Sus dedos rozaron la tela negra y carmesí del uniforme de gala colgado frente a ella. Lo observó por largo rato sin moverse. El rojo representaba la sangre derramada, el negro la noche sin estrellas de las ciudades perdidas. El broche que sostenía la capa era una concha metálica, símbolo de los que habían sobrevivido al abismo… y de los que podían volver a él sin dudar. Panthea tragó saliva. ¿Digna? La palabra sonó ridícula incluso en su mente. Ella no se consideraba nada. Ni digna, ni heroica, ni ejemplar. Solo funcional. Eficiente. Letal. Recordó las palabras de Darel: “Si sigues así, vas a morir sola.” Recordó la cara de la recluta que había sangrado durante el entrenamiento. Recordó las veces en que no sintió absolutamente nada.
—Tal vez estoy siendo demasiado… —susurró, pero no terminó la frase.
Agresiva. Dura. Inaccesible. Todo eso… era cierto. Pero era lo único que la mantenía entera. No había aprendido a sobrevivir. Había sido moldeada para no romperse. Apretó los dientes y comenzó a vestirse. El pantalón rígido, la camisa abotonada con costuras gruesas, los guantes de combate más ornamentales, la capa corta con el símbolo de su unidad bordado en escamas metálicas. Finalmente, ajustó el cinturón donde descansaría su látigo ceremonial.
Al ver su reflejo completo, algo se estremeció en ella. No por vanidad. No por orgullo. Sino por la sospecha punzante de que, quizás, había llegado demasiado lejos en el camino de ser una soldado… y había olvidado cómo ser humana. Darel decía que aún podía elegir. Pero él no había visto Tialora hundirse. Panthea alzó el mentón, escondiendo la duda detrás de su habitual dureza. Salió de la habitación con paso firme. El mar seguía susurrando. Y hoy, parecía susurrar su nombre con un tono distinto.
La puerta blindada del Salón de Estrategia de Kaialoa era alta y curva, como la mandíbula de una criatura marina prehistórica. Estaba custodiada por dos centinelas armados, sus uniformes perfectamente pulcros, las máscaras de respiración colgadas al cinto, como si esperaran en cualquier momento una llamada para sumergirse. Panthea se detuvo ante ellos. Su uniforme de gala contrastaba con el gris mate de las paredes metálicas. El látigo ceremonial colgaba de su cadera como una advertencia.
—Tialorai. Convocada —dijo, sin necesidad de más.
Uno de los centinelas asintió, activando la cerradura biomareal. La puerta se abrió con un susurro de vapor y engranajes, revelando un salón semicircular bañado por la luz azulada de cristales de energía mareomágica.

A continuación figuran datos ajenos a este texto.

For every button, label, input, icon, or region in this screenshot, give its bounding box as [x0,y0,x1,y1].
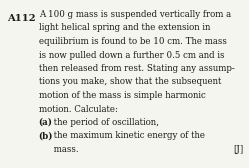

Las paredes estaban cubiertas con mapas móviles de las cinco regiones, y al fondo, una enorme mesa circular con símbolos tallados en bronce: las insignias de cada orden, cada armada… y en el centro, el emblema del Consejo de Mareas.
Panthea dio un paso dentro. La conversación cesó al instante. Varios ojos se posaron en ella. Comandantes, estrategas, oficiales veteranos. Algunos de ellos la conocían de vista, pero la mayoría solo había oído hablar de la muchacha sin ciudad, la que sobrevivió a una tragedia y ahora entrenaba como una fiera. Y allí estaba. En carne, en sombras y cicatrices. Unos pasos más allá, Capitán Darel Thalor se encontraba junto a un hombre de cabello blanco recogido en una coleta militar, con la insignia de la Armada del Caracol de Jade. Más allá, una figura con la capa bordada de la Espina Tempestuosa conversaba con una mujer de piel oscura y ojos celestes: una Oceánide de Nyaheru. Panthea reconoció de inmediato las insignias de cada región. Los cinco estaban allí.
—Puntual, para variar —susurró Darel al acercarse, una sonrisa apenas marcada en sus labios.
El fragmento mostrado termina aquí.